Lake Hodges rests on the San Dieguito River that empties into the ocean at Del Mar. The District jointly retains water rights to the surface water stored in Lake Hodges with the City of San Diego and San Dieguito Water District. The Lake Hodges Dam was constructed and completed in 1918, which expanded the reservoir capacity. The dam was designed by John S. Eastwood, funded by the Santa Fe Railroad Company and constructed by the Bent Brothers. The City of San Diego purchased the Lake in 1925 and currently manages the watershed and recreational activities associated with Lake Hodges.
The Lake Hodges reservoir capacity is 30,251 acre feet, and has 1,234 surface acres when full. Its maximum water depth is 115 feet and has 27 shoreline miles. The water from Lake Hodges can be directly supplied to the R. E. Badger Filtration Plant through the Cielo Pump Station or gravity fed to San Dieguito Reservoir through a recently constructed pipeline.
Lake Hodges is connected to the San Diego County Water Authority's Emergency Storage Project [PDF] through a pipeline which connects Lake Hodges to the Olivenhain Reservoir. Lake Hodges will be used to store imported water for the San Diego region and strengthen available supplies of water in San Diego County in the event of an emergency.
View of Lake Hodges and Olivenhain Reservoir
San Dieguito Reservoir
The District jointly owns and operates the San Dieguito Reservoir with San Dieguito Water District. San Dieguito Reservoir currently provides an emergency source of water for both Districts' service areas and is not open to the public for recreation.
The reservoir serves both as a raw water storage reservoir and a pre-treatment facility for the R.E. Badger Water Filtration Plant. In addition, the reservoir serves as a flood control facility. Several factors influence the operation and maintenance of the San Dieguito Reservoir.
Imported water is supplied to the District by an aqueduct from Lake Skinner, located near Hemet in Riverside County. The Aqueduct is owned and operated by the San Diego County Water Authority.
Lake Skinner is a blend of water imported from the Metropolitan Water District of Southern California from two separate sources: a 242-mile aqueduct brings Colorado River Water from Lake Havasu and the 444-mile California Aqueduct brings water from the State Water Project originating in Northern California.
In addition to this imported raw water supply, the District can receive water purchased from the Skinner Water Treatment Plant. This treatment plant is located near Lake Skinner and supplies treated water to numerous other water agencies in the San Diego County Region.
Access to local and imported water sources ensures that the District's customers can receive a stable and reliable source of water throughout the year. Both the local and imported water sources are delivered to the R. E. Badger Treatment Plant for treatment and delivery.

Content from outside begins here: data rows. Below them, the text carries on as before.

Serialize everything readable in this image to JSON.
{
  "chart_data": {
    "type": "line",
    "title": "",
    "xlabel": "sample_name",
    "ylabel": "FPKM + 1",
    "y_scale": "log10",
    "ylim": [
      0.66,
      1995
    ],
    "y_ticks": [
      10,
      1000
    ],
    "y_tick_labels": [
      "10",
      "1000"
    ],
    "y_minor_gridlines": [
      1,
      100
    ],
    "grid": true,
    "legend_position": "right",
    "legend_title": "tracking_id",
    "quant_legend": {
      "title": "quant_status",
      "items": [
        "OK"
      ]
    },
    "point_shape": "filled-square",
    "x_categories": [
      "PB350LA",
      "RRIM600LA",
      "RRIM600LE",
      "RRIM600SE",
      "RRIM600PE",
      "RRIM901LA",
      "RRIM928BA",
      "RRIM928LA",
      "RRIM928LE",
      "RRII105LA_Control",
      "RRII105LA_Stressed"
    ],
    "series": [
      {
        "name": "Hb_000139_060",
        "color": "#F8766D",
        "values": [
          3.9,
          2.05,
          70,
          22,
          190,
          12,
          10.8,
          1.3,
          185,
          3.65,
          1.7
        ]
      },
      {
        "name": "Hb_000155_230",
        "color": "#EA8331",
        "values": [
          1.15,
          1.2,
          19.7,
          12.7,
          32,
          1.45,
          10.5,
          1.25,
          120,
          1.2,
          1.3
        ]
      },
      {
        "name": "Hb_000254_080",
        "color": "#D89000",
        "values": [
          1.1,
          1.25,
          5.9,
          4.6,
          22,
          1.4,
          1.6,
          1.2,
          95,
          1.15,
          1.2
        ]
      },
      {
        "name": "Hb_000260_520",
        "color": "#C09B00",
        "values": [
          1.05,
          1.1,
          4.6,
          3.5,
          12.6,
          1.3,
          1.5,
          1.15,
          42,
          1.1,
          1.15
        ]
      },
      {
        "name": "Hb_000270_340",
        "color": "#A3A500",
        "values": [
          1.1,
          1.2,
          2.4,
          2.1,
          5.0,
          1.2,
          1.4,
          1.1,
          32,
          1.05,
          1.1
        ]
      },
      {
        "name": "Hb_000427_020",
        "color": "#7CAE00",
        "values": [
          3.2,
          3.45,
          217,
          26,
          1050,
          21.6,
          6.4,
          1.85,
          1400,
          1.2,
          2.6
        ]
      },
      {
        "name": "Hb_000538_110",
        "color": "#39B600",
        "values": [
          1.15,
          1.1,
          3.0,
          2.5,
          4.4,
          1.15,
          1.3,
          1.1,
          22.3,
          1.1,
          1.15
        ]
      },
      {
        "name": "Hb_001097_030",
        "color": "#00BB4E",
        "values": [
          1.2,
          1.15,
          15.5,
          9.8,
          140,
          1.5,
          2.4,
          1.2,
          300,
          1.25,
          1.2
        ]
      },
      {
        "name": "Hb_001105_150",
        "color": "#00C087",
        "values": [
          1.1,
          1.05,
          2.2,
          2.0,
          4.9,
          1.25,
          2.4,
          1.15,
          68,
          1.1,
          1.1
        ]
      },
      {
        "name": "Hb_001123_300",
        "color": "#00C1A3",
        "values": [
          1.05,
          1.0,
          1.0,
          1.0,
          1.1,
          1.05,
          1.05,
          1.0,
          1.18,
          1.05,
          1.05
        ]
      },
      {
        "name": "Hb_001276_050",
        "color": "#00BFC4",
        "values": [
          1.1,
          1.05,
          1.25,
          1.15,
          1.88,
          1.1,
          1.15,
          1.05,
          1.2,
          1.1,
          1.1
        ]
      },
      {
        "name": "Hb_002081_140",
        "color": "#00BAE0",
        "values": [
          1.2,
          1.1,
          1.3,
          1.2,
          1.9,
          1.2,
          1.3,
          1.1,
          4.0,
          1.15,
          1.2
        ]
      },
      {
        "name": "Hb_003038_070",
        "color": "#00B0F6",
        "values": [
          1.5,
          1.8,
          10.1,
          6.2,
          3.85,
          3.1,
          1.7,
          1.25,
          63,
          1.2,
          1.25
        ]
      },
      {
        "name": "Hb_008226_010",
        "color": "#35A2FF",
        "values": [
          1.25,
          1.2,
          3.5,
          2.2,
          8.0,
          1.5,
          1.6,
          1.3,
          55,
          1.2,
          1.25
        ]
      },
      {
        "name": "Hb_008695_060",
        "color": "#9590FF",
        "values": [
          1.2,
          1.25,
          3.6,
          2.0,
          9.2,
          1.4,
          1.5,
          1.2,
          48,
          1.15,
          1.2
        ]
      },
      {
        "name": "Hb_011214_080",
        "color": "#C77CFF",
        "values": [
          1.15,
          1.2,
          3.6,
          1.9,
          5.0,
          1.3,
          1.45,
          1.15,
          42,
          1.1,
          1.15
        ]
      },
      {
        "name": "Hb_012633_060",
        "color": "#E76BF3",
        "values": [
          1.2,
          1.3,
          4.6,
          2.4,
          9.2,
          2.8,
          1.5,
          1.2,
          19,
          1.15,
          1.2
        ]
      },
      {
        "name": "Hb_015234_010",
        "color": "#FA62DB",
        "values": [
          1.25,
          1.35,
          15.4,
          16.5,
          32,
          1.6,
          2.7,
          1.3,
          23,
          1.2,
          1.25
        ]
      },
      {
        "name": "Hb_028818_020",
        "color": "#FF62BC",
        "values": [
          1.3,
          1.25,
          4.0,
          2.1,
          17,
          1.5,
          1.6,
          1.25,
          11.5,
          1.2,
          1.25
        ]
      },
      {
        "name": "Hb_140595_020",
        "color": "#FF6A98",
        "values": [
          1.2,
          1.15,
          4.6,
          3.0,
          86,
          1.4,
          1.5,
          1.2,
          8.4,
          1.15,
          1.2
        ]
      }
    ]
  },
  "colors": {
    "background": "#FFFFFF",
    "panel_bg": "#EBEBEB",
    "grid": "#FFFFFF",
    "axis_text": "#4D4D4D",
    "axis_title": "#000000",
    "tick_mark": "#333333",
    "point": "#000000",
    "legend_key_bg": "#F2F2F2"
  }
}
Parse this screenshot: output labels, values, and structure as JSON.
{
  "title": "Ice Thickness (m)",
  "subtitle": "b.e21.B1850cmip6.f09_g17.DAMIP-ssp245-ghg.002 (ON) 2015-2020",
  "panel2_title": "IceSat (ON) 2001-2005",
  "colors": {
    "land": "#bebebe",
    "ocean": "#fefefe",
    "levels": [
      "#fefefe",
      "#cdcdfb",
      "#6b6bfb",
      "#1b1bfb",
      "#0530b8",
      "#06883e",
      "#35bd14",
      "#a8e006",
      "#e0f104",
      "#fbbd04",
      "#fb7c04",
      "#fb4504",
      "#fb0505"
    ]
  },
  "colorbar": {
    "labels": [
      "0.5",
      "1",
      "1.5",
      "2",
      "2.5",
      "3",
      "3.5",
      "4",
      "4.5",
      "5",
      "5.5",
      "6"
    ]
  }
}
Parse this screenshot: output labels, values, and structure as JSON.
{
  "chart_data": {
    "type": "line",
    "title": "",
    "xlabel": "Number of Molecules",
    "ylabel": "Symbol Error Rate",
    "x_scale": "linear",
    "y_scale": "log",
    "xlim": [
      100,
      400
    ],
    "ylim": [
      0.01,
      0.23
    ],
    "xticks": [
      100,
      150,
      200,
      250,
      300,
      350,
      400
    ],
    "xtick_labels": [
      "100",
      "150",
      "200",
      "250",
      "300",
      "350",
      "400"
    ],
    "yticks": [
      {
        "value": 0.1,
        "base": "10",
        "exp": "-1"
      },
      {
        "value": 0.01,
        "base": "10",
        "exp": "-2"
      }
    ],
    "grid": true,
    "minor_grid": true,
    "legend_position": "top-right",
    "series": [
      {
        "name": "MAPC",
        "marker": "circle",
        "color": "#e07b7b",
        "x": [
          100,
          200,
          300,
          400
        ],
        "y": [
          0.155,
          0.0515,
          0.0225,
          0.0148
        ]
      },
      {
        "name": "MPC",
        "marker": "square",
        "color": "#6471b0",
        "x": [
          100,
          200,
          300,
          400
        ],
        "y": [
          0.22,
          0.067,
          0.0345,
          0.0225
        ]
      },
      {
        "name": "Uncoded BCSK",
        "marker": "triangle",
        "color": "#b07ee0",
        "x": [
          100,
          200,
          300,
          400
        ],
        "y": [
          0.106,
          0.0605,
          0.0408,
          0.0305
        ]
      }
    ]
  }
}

The District has historically obtained approximately 35% of its water from Lake Hodges and 65% from imported water supplied by the County Water Authority.
Non-Potable Water Sources
As part of its effort to reduce overall demand on potable water, the Santa Fe Irrigation District is committed to obtaining alternative water sources.
The District currently purchases recycled water from the San Elijo Joint Powers Authority and distribute it to customers in Solana Beach. The Lomas Santa Fe Golf Course and the San Dieguito Park are two of the growing number of customers who have converted to recycled from potable water. The use of this non-potable source of water increases the District's supply of potable water for the essential health and safety uses of its customers.
San Dieguito Park
The District is currently delivering approximately 500 acre feet (163 million gallons) of recycled water, which represents almost 4% of total water consumption. We are exploring other recycled water delivery opportunities and plan to continue to expand our recycled customer base.